Bahamian Prime Minister Hubert Minnis said the police confirmed the five deaths on Abaco Island, although no other details were made available. He also reported that “many homes, businesses and other buildings have been completely or partially destroyed” and that “downtown Grand Bahama is under three feet of water.”
The International Federation of the Red Cross reported that as many as 13,000 houses have been severely damaged or destroyed and that flooding is believed to have contaminated wells with salt water on Abaco island.
Sune Bülow, manager of the IFRC Emergency Operation Center in Geneva, said, “We don’t yet have a complete picture of what has happened. But it is clear that Hurricane Dorian has had a catastrophic impact. We anticipate extensive shelter needs, alongside the need for short-term economic support, as well as for clean water and health assistance.”

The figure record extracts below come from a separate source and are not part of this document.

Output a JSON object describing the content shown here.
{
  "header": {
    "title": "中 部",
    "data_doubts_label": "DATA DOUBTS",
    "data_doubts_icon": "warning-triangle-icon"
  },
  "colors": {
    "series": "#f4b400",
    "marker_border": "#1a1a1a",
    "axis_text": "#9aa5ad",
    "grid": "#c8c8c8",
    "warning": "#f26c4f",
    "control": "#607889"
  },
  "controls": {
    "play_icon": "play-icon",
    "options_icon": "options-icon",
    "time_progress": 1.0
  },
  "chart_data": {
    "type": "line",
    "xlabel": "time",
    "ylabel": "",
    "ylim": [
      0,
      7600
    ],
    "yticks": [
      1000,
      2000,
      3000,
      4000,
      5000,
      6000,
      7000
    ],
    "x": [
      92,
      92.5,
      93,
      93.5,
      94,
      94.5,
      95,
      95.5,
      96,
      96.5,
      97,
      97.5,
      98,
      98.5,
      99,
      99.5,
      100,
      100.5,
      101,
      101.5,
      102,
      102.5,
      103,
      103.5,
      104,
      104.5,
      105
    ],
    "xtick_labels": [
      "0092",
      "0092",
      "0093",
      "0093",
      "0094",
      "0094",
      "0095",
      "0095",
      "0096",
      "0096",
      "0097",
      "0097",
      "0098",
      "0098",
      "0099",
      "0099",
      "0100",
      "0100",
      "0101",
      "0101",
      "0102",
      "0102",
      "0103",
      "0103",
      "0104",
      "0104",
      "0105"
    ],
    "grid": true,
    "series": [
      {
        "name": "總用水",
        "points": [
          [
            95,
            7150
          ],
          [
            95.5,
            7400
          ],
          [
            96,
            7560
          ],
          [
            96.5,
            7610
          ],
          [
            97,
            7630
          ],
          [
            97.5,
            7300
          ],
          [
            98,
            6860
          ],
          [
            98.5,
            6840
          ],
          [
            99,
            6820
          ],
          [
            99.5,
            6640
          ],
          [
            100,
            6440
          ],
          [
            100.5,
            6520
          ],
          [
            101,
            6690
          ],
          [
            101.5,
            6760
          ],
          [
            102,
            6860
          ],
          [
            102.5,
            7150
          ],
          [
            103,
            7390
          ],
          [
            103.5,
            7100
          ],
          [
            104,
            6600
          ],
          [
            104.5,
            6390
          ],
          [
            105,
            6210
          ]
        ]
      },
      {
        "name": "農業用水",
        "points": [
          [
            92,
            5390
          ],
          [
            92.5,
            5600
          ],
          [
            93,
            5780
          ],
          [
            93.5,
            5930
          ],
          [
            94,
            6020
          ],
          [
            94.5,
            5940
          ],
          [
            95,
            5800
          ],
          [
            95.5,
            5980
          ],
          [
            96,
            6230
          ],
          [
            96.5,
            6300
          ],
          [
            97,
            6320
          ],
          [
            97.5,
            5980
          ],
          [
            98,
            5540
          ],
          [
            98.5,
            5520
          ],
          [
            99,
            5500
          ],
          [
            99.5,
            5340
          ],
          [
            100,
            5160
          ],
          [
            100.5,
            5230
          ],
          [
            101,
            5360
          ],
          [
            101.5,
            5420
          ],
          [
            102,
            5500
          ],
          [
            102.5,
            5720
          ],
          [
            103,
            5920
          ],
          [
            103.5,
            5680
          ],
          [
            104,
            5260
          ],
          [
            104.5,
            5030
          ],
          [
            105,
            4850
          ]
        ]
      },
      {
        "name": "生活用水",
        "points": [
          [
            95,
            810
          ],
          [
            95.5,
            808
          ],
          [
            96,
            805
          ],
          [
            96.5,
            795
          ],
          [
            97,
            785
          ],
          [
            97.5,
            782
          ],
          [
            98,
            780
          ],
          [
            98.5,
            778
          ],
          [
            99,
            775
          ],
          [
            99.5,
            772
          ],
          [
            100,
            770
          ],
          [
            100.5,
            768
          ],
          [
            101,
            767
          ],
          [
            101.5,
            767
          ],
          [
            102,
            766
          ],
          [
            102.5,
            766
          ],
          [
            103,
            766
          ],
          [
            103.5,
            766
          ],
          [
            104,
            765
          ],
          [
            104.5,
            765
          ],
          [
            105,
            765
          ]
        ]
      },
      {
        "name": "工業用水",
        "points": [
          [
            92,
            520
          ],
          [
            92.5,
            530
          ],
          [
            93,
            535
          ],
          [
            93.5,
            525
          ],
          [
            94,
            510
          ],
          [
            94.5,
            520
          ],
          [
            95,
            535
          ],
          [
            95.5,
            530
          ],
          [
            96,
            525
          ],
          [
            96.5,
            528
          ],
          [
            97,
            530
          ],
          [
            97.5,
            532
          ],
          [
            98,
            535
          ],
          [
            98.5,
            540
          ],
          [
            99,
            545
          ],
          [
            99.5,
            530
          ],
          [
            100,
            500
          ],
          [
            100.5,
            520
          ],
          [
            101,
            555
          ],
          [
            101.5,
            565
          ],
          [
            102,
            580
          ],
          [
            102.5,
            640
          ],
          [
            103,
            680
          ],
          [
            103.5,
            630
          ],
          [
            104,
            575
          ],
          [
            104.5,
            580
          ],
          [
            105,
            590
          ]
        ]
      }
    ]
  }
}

Family members reported loss of phone contact with their loved ones in the Bahamas. Some residents posted videos of the devastation and reported that roofs had been blown off of homes and others had been completed destroyed by the high winds and water.
ABC News correspondent Marcus Moore, reporting from Marsh Harbor on Abaco Island, said he saw “Pure hell,” adding, “I have seen utter devastation here in Marsh Harbor. We are surrounded by water with no way out.”

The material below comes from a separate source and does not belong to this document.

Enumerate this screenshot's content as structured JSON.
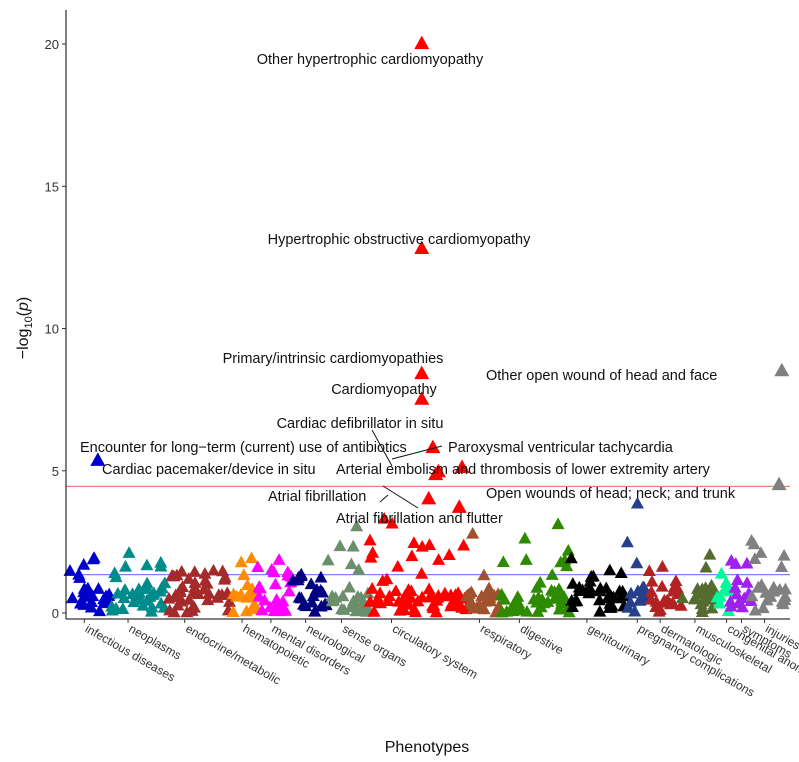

Forecasters said the storm is expected to continue pummeling the Bahamas into Monday night. Ken Graham of the National Hurricane Center (NHC) said in a Facebook video at approximately 6:30 p.m., “We expect to start seeing this northward push overnight tonight and into tomorrow morning.” Graham also warned about the huge wind field, rain bands and storm surges being created that are already beginning to impact the coast of Florida.
Hurricane Dorian was downgraded from a Category 5 to Category 4 with the NHC’s update at 11 a.m. on Monday following its contact with the Bahamas. However, the NHC alert said, “Heavy rains, capable of producing life-threatening flash floods, are expected over northern portions of the Bahamas and coastal sections of the Southeast and lower Mid-Atlantic regions of the United States into Friday.”
In anticipation of the life-threatening conditions, mandatory evacuations had been issued for nine counties along the southern Florida coast with another seven counties issuing voluntary evacuations as well as other counties in Georgia and South Carolina.
As of Sunday, Hurricane Dorian emerged as the most devastating in modern history with winds of 185 mph. The slow pace of its movement—measured at one mile per hour over the Bahamas—has meant that the havoc of the storm has been extended beyond any other event in recent memory.
As with every storm, such as Hurricane Maria that struck Puerto Rico in 2017, the poor and working-class population of the Bahamas is being impacted most severely by Dorian. This will also be the case once it arrives in Florida and moves northward up the coast with destructive power and unpredictability.